I think that day when Mikey fell was one of the few times I really let my emotions show. I know I cried when she returned from surgery, but again it was only Mikey who saw that (and the lady sitting nearby also waiting for a loved one!) As a parent, of course you want your child to know how much you love them and care for them, but it also feels as if you must be strong, not let the worry show, not seem too concerned – be confident and calm. And so it is . . . life goes on . . .
In her recent post, Facing Our Fears, Laura spoke very honestly about her fears: about never getting better, about leaving the house and soiling her pants, about fear of the unknown. And her greatest fear now: Will it come back?
For me, it’s a little like those days of being calm and coping but waking up in the night in a panic with that screaming voice in my head: Don’t let this be happening to my daughter! Occasionally, when I am very tired or feeling stressed, I still come suddenly upon that feeling of I-must-do-something, I-can’t-let-this-happen-again. If I was to dwell upon it, if I took my awareness there, if I let my brain take over – well of course I KNOW that Crohn’s disease is chronic. Of course I know that it cannot (at this point in time at least) be cured; it could come back anytime, anywhere. But then, as I am prone to say, I could walk out the door and be run over by a bus. Like Laura, I can’t spend my life waiting for it to come back. And so we will talk about it in the past tense – we will know that she woke from her major surgery feeling that all the ‘bad’ had gone, we will celebrate all the good things that have resulted from her illness and we will live life to the full, right here, right now.
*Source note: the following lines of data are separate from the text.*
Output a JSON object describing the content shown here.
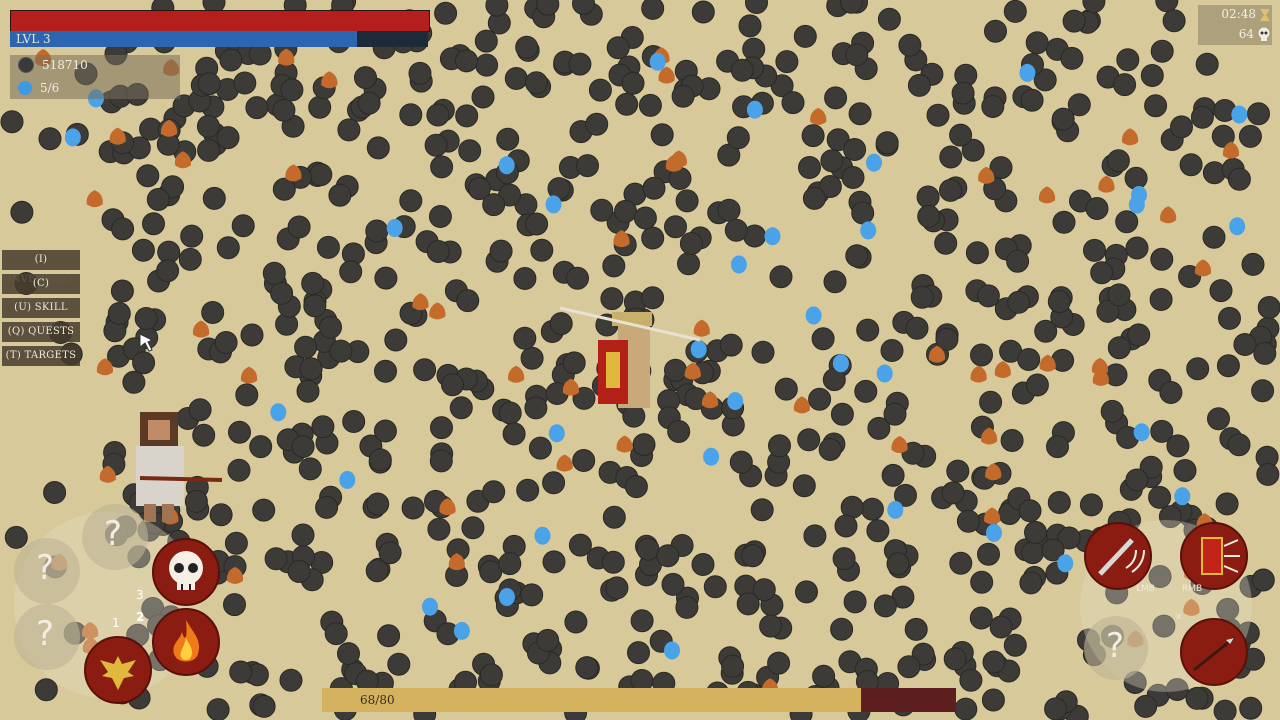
{
  "hud": {
    "health_percent": 100,
    "level_label": "LVL 3",
    "xp_percent": 83,
    "gold_amount": "518710",
    "gems_count": "5/6",
    "timer": "02:48",
    "kill_count": "64"
  },
  "menu": {
    "items": [
      {
        "label": "(I) INVENTORY"
      },
      {
        "label": "(C) CRAFTING"
      },
      {
        "label": "(U) SKILL TREE"
      },
      {
        "label": "(Q) QUESTS"
      },
      {
        "label": "(T) TARGETS"
      }
    ]
  },
  "abilities": {
    "slot_unknown_symbol": "?",
    "slot_number_1": "1",
    "slot_number_2": "2",
    "slot_number_3": "3"
  },
  "attack": {
    "lmb_label": "LMB",
    "rmb_label": "RMB",
    "x_label": "x",
    "unknown_symbol": "?"
  },
  "stamina": {
    "label": "68/80",
    "percent": 85
  },
  "colors": {
    "health": "#b41e1c",
    "xp": "#2c66b0",
    "stamina": "#d4b25e",
    "sand": "#d8c99a",
    "enemy": "#3a3a3a"
  }
}
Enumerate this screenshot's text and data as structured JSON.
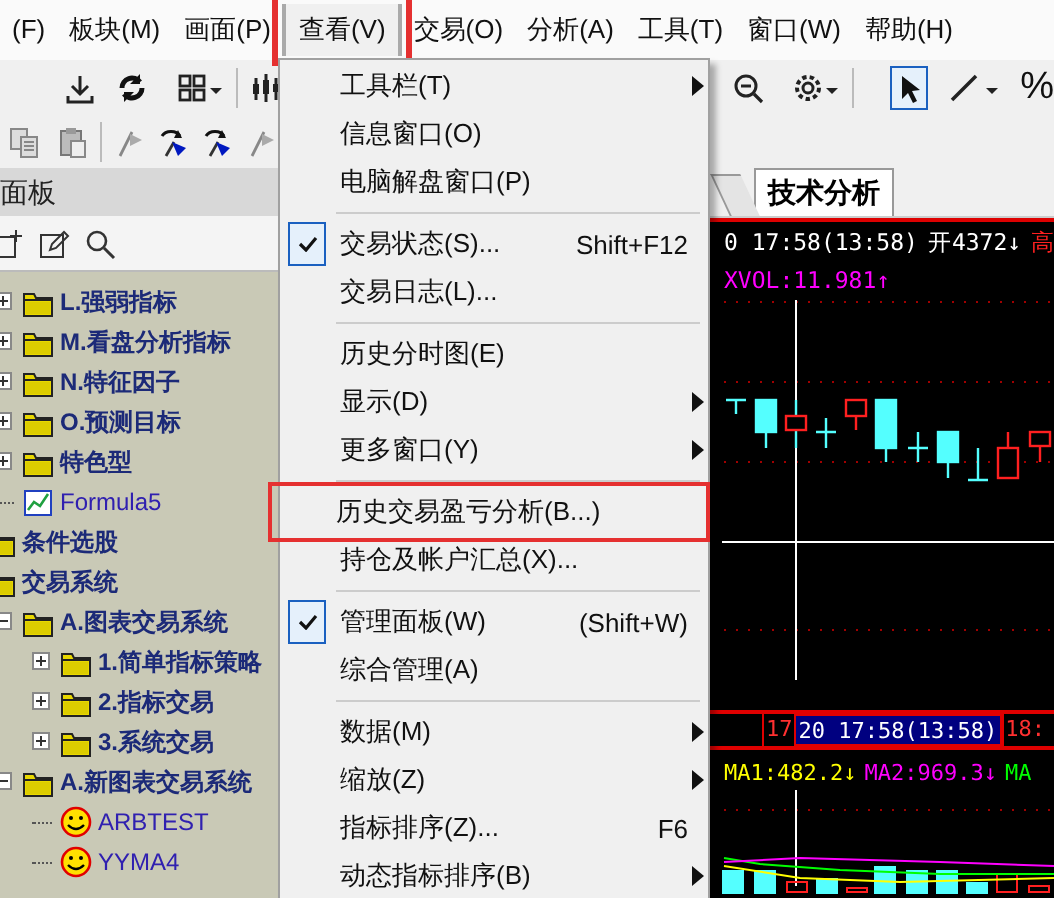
{
  "menubar": [
    {
      "label": "(F)",
      "selected": false,
      "highlighted": false
    },
    {
      "label": "板块(M)",
      "selected": false,
      "highlighted": false
    },
    {
      "label": "画面(P)",
      "selected": false,
      "highlighted": false
    },
    {
      "label": "查看(V)",
      "selected": true,
      "highlighted": true
    },
    {
      "label": "交易(O)",
      "selected": false,
      "highlighted": false
    },
    {
      "label": "分析(A)",
      "selected": false,
      "highlighted": false
    },
    {
      "label": "工具(T)",
      "selected": false,
      "highlighted": false
    },
    {
      "label": "窗口(W)",
      "selected": false,
      "highlighted": false
    },
    {
      "label": "帮助(H)",
      "selected": false,
      "highlighted": false
    }
  ],
  "toolbar": {
    "percent_button": "%"
  },
  "panel": {
    "title": "面板"
  },
  "tree": {
    "continued": [
      {
        "label": "L.强弱指标",
        "kind": "folder",
        "expanded": false
      },
      {
        "label": "M.看盘分析指标",
        "kind": "folder",
        "expanded": false
      },
      {
        "label": "N.特征因子",
        "kind": "folder",
        "expanded": false
      },
      {
        "label": "O.预测目标",
        "kind": "folder",
        "expanded": false
      },
      {
        "label": "特色型",
        "kind": "folder",
        "expanded": false
      },
      {
        "label": "Formula5",
        "kind": "formula"
      }
    ],
    "items": [
      {
        "label": "条件选股",
        "kind": "folder"
      },
      {
        "label": "交易系统",
        "kind": "folder",
        "children": [
          {
            "label": "A.图表交易系统",
            "kind": "folder",
            "expanded": true,
            "children": [
              {
                "label": "1.简单指标策略",
                "kind": "folder",
                "expanded": false
              },
              {
                "label": "2.指标交易",
                "kind": "folder",
                "expanded": false
              },
              {
                "label": "3.系统交易",
                "kind": "folder",
                "expanded": false
              }
            ]
          },
          {
            "label": "A.新图表交易系统",
            "kind": "folder",
            "expanded": true,
            "children": [
              {
                "label": "ARBTEST",
                "kind": "smiley"
              },
              {
                "label": "YYMA4",
                "kind": "smiley"
              }
            ]
          }
        ]
      }
    ]
  },
  "tabs": [
    {
      "label": "技术分析",
      "selected": true
    }
  ],
  "view_menu": {
    "items": [
      {
        "kind": "item",
        "label": "工具栏(T)",
        "submenu": true
      },
      {
        "kind": "item",
        "label": "信息窗口(O)"
      },
      {
        "kind": "item",
        "label": "电脑解盘窗口(P)"
      },
      {
        "kind": "separator"
      },
      {
        "kind": "item",
        "label": "交易状态(S)...",
        "shortcut": "Shift+F12",
        "checked": true
      },
      {
        "kind": "item",
        "label": "交易日志(L)..."
      },
      {
        "kind": "separator"
      },
      {
        "kind": "item",
        "label": "历史分时图(E)"
      },
      {
        "kind": "item",
        "label": "显示(D)",
        "submenu": true
      },
      {
        "kind": "item",
        "label": "更多窗口(Y)",
        "submenu": true
      },
      {
        "kind": "separator"
      },
      {
        "kind": "item",
        "label": "历史交易盈亏分析(B...)",
        "highlighted": true
      },
      {
        "kind": "item",
        "label": "持仓及帐户汇总(X)..."
      },
      {
        "kind": "separator"
      },
      {
        "kind": "item",
        "label": "管理面板(W)",
        "shortcut": "(Shift+W)",
        "checked": true
      },
      {
        "kind": "item",
        "label": "综合管理(A)"
      },
      {
        "kind": "separator"
      },
      {
        "kind": "item",
        "label": "数据(M)",
        "submenu": true
      },
      {
        "kind": "item",
        "label": "缩放(Z)",
        "submenu": true
      },
      {
        "kind": "item",
        "label": "指标排序(Z)...",
        "shortcut": "F6"
      },
      {
        "kind": "item",
        "label": "动态指标排序(B)",
        "submenu": true
      }
    ]
  },
  "chart": {
    "header": [
      {
        "text": "0 17:58(13:58)",
        "color": "#ffffff"
      },
      {
        "text": "开4372↓",
        "color": "#ffffff"
      },
      {
        "text": "高",
        "color": "#ff2020"
      }
    ],
    "indicator": [
      {
        "text": "XVOL:11.981↑",
        "color": "#ff00ff"
      }
    ],
    "axis_labels": [
      {
        "text": "17",
        "selected": false
      },
      {
        "text": "20 17:58(13:58)",
        "selected": true
      },
      {
        "text": "18:",
        "selected": false
      }
    ],
    "ma_labels": [
      {
        "text": "MA1:482.2↓",
        "color": "#ffff00"
      },
      {
        "text": "MA2:969.3↓",
        "color": "#ff00ff"
      },
      {
        "text": "MA",
        "color": "#00ff00"
      }
    ]
  }
}
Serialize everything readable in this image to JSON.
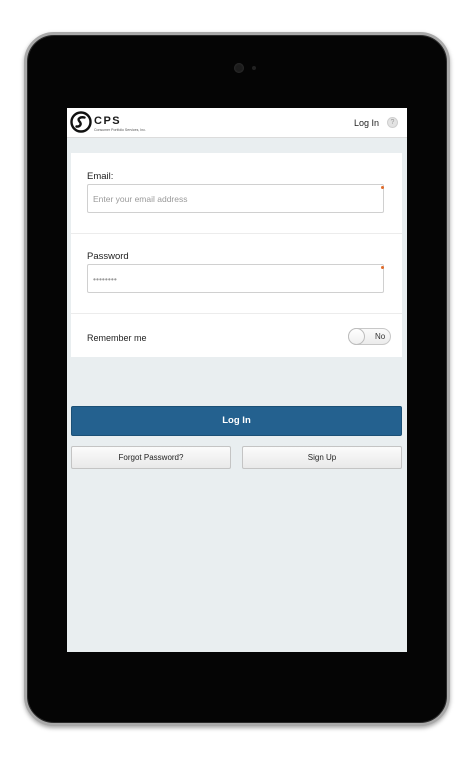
{
  "app": {
    "logo_text": "CPS",
    "logo_subtitle": "Consumer Portfolio Services, Inc.",
    "header_login_label": "Log In",
    "help_label": "?"
  },
  "form": {
    "email": {
      "label": "Email:",
      "value": "",
      "placeholder": "Enter your email address"
    },
    "password": {
      "label": "Password",
      "value": "",
      "placeholder": "••••••••"
    },
    "remember": {
      "label": "Remember me",
      "state": "No"
    }
  },
  "actions": {
    "login_label": "Log In",
    "forgot_label": "Forgot Password?",
    "signup_label": "Sign Up"
  },
  "colors": {
    "primary": "#24618f",
    "background": "#e9eef0",
    "required": "#e06a2a",
    "bezel": "#050505"
  },
  "icons": {
    "logo": "cps-logo-icon",
    "help": "help-icon",
    "camera": "camera-icon"
  }
}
And we will give thanks always for what is now.
I am the parent of a child with a chronic illness – and I hardly give it any thought at all! Honestly, what more does it deserve?
Someone asked us recently, “Is there any limitation to the body’s ability to heal?” And we said, “None, other than the belief that you hold.” And he said, “Then why aren’t people growing new limbs?” And we said, “Because no one believes that they can.” – Abraham Hicks.